The complete script is [`examples/sensors/temperature_grid.py`](https://github.com/Genesis-Embodied-AI/genesis-world/blob/main/examples/sensors/temperature_grid.py), an interactive scene in which a hot pusher and dropped objects heat a sensorized platform.
## Minimal example
A temperature sensor attaches to one link of a rigid {doc}`entity `. `entity_idx` selects the entity and `link_idx_local` the link within it; `grid_size` sets the resolution as `(nx, ny, nz)`.
```python
temperature_sensor = scene.add_sensor(
gs.sensors.TemperatureGrid(
entity_idx=platform.idx,
link_idx_local=0,
grid_size=(10, 10, 1), # (nx, ny, nz) voxels over the link's local bounding box
properties_dict=properties_dict,
ambient_temperature=22.0, # °C
convection_coefficient=0.0, # W/(m²·K); 0.0 disables surface cooling
draw_debug=True,
debug_temperature_range=(0.0, 80.0), # °C mapped to the blue→red debug colors
)
)
scene.build()
```
After the scene is built, `read()` returns the current temperature field:
```python
data = temperature_sensor.read() # shape ([n_envs,] nx, ny, nz), in °C
t_min, t_max = float(data.min()), float(data.max())
```
The `[n_envs,]` axis is present only when the scene is built with multiple {doc}`environments `; a single-environment scene returns a plain `(nx, ny, nz)` tensor.
## Material properties
Heat only flows between links that carry thermal properties. You supply these through `properties_dict`, which maps a global rigid-link index to a `TemperatureProperties` entry. Key `-1` is the default applied to any link not listed explicitly; omit it and unlisted links are ignored in contacts entirely.
```python
properties_dict = {
-1: gs.sensors.TemperatureProperties( # default for unlisted links
base_temperature=-40.0,
conductivity=200.0,
density=2000.0,
specific_heat=1.0,
emissivity=0.85,
),
platform.base_link_idx: gs.sensors.TemperatureProperties(
base_temperature=22.0, # room temperature
conductivity=100.0,
density=1000.0,
specific_heat=0.2,
emissivity=0.4,
),
pusher.base_link_idx: gs.sensors.TemperatureProperties(
base_temperature=200.0, # hot
conductivity=1000.0,
density=2000.0,
specific_heat=1.0,
emissivity=0.8,
),
}
```
Each field has a fixed unit:
| Field | Meaning | Unit |
|---|---|---|
| `base_temperature` | Resting temperature of the material | °C |
| `conductivity` | Thermal conductivity | W/(m·K) |
| `density` | Mass density | kg/m³ |
| `specific_heat` | Specific heat capacity | J/(kg·K) |
| `emissivity` | Radiative emissivity, `0`–`1` | — |
`properties_dict`, `ambient_temperature`, and `convection_coefficient` are shared across every temperature sensor in the scene: the dictionaries are merged, and the last ambient and convection values set win.
## Behavior and guarantees
- **Frame and layout.** The grid is defined in the link's local frame and spans its bounding box, so it moves and rotates with the link.

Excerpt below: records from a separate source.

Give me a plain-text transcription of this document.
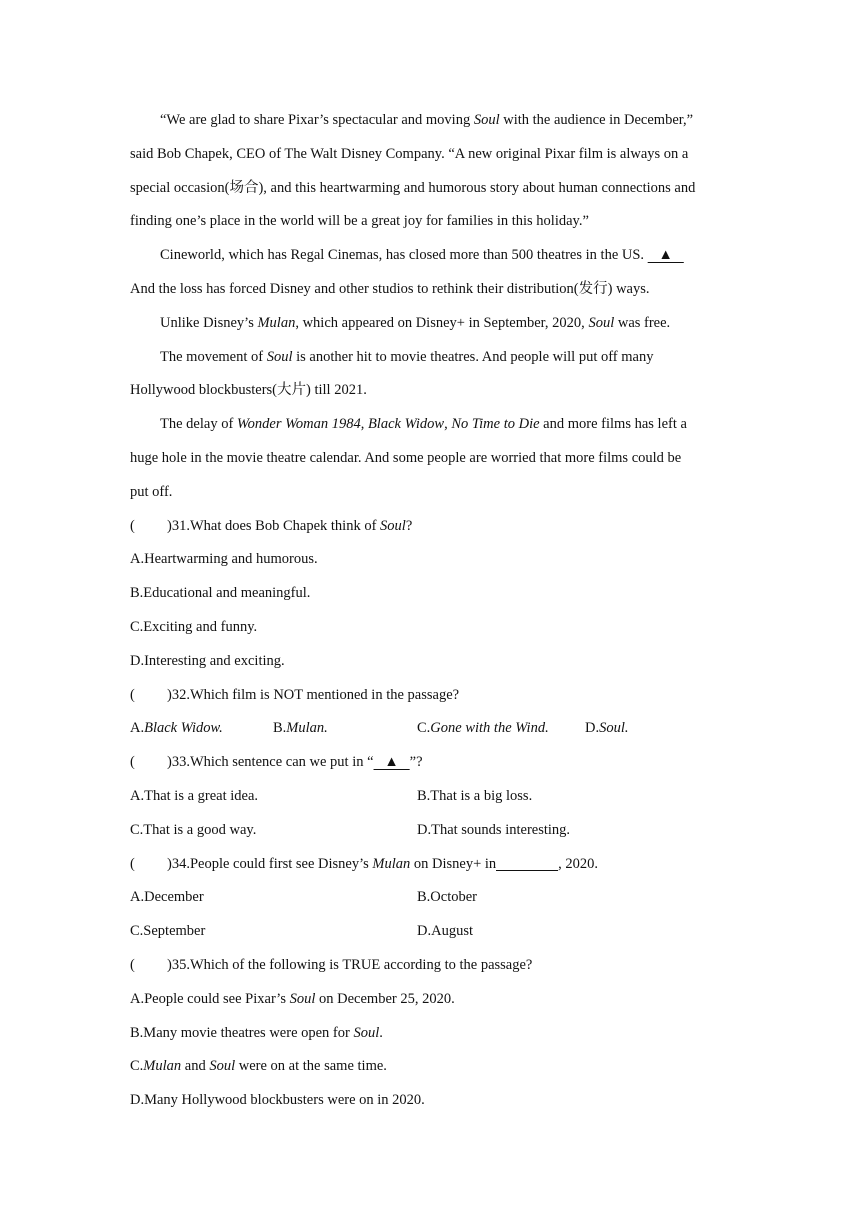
“We are glad to share Pixar’s spectacular and moving Soul with the audience in December,”
said Bob Chapek, CEO of The Walt Disney Company. “A new original Pixar film is always on a
special occasion(场合), and this heartwarming and humorous story about human connections and
finding one’s place in the world will be a great joy for families in this holiday.”
Cineworld, which has Regal Cinemas, has closed more than 500 theatres in the US.    ▲
And the loss has forced Disney and other studios to rethink their distribution(发行) ways.
Unlike Disney’s Mulan, which appeared on Disney+ in September, 2020, Soul was free.
The movement of Soul is another hit to movie theatres. And people will put off many
Hollywood blockbusters(大片) till 2021.
The delay of Wonder Woman 1984, Black Widow, No Time to Die and more films has left a
huge hole in the movie theatre calendar. And some people are worried that more films could be
put off.
( )31.What does Bob Chapek think of Soul?
A.Heartwarming and humorous.
B.Educational and meaningful.
C.Exciting and funny.
D.Interesting and exciting.
( )32.Which film is NOT mentioned in the passage?
A.Black Widow.	B.Mulan.	C.Gone with the Wind.	D.Soul.
( )33.Which sentence can we put in “   ▲   ”?
A.That is a great idea.	B.That is a big loss.
C.That is a good way.	D.That sounds interesting.
( )34.People could first see Disney’s Mulan on Disney+ in	, 2020.
A.December	B.October
C.September	D.August
( )35.Which of the following is TRUE according to the passage?
A.People could see Pixar’s Soul on December 25, 2020.
B.Many movie theatres were open for Soul.
C.Mulan and Soul were on at the same time.
D.Many Hollywood blockbusters were on in 2020.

Cell `(0, 0, 0)` is the corner of the bounding box; `grid_size=(10, 10, 1)` is a single-layer 10×10 sheet, useful for a flat surface like the platform above.
- **Units.** All temperatures are in degrees Celsius, on input (`base_temperature`, `ambient_temperature`) and on output (`read()`). `ambient_temperature` defaults to 21 °C.

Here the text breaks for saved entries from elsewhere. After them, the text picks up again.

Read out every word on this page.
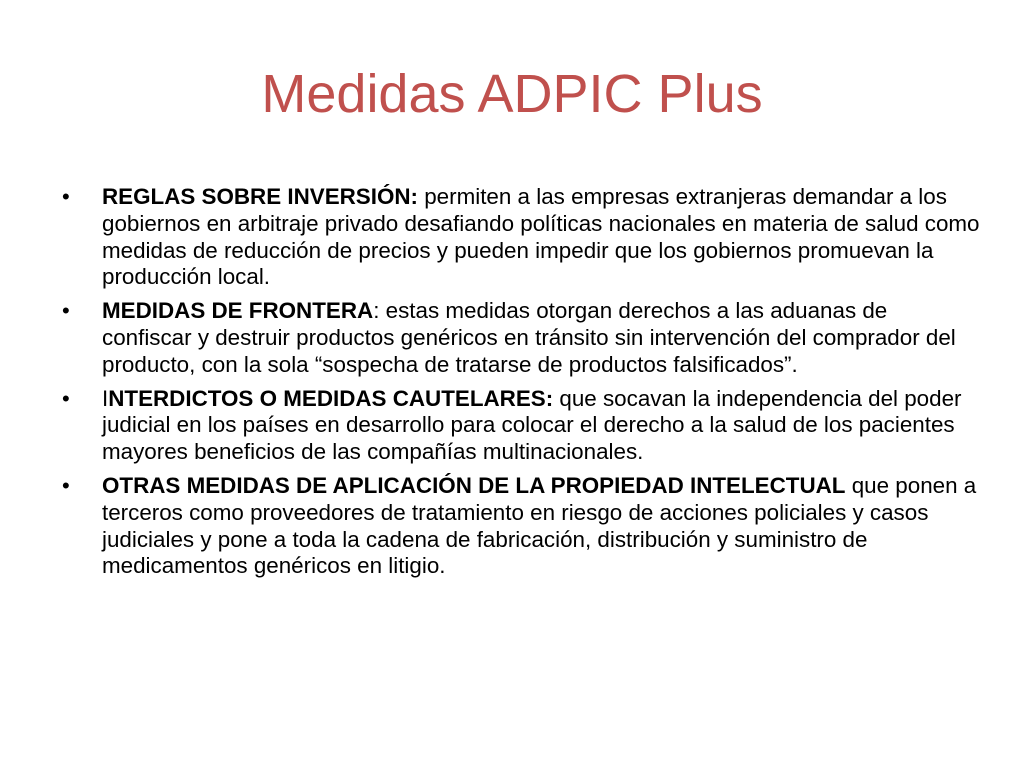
Medidas ADPIC Plus
• REGLAS SOBRE INVERSIÓN: permiten a las empresas extranjeras demandar a los gobiernos en arbitraje privado desafiando políticas nacionales en materia de salud como medidas de reducción de precios y pueden impedir que los gobiernos promuevan la producción local.
• MEDIDAS DE FRONTERA: estas medidas otorgan derechos a las aduanas de confiscar y destruir productos genéricos en tránsito sin intervención del comprador del producto, con la sola “sospecha de tratarse de productos falsificados”.
• INTERDICTOS O MEDIDAS CAUTELARES: que socavan la independencia del poder judicial en los países en desarrollo para colocar el derecho a la salud de los pacientes mayores beneficios de las compañías multinacionales.
• OTRAS MEDIDAS DE APLICACIÓN DE LA PROPIEDAD INTELECTUAL que ponen a terceros como proveedores de tratamiento en riesgo de acciones policiales y casos judiciales y pone a toda la cadena de fabricación, distribución y suministro de medicamentos genéricos en litigio.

- **Convection.** `convection_coefficient` is the surface cooling coefficient *h* in W/(m²·K) and defaults to 1.0. Set it to 0.0 to disable convective cooling, as the example does.
- **Unlisted links.** With `simulate_all_link_temperatures=False` (the default), links other than the sensor's own are treated as adiabatic: they exchange no heat and stay at their `base_temperature`. Set it to `True` to evolve the temperature of every link that has thermal properties; the per-link values are then available on the `link_temperatures` attribute.

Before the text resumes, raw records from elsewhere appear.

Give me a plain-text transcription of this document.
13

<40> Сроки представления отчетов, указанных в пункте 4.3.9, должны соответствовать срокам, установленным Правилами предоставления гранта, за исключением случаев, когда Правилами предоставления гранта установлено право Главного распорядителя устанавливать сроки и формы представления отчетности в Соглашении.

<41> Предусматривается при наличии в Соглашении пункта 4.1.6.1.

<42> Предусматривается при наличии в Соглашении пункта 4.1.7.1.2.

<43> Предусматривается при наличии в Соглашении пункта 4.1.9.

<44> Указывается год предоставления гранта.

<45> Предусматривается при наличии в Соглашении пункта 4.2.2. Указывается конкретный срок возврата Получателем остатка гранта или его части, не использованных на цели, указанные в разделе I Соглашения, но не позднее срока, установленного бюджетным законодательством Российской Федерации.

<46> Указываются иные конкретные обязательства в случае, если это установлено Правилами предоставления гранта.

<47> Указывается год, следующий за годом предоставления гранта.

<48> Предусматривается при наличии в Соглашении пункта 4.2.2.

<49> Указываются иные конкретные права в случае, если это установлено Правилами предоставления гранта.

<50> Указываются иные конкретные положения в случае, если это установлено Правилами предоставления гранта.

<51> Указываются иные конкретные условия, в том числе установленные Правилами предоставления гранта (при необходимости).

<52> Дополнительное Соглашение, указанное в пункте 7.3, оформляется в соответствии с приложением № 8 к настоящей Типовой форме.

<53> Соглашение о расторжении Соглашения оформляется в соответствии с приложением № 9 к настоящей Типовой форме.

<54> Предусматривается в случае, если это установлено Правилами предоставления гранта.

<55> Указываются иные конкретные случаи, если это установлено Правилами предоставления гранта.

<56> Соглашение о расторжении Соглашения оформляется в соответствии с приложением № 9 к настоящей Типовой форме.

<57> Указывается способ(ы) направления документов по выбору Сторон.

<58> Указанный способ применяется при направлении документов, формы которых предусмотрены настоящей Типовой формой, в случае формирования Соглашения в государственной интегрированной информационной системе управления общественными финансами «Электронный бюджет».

- **Heat generation.** Pass `heat_generation` (a per-cell array matching `grid_size`, in W/m²) to inject heat into specific cells, for example to model a heating element embedded in the link.
:::{tip}
`draw_debug=True` colors each cell in the viewer from blue (cool) to red (hot), mapped across `debug_temperature_range` in °C. It is a visualization aid only and does not affect the values `read()` returns.
:::
## See also
- {doc}`Sensors `: the sensor pipeline, batched reads, and history.
- {doc}`Recording data `: saving sensor data alongside the simulation.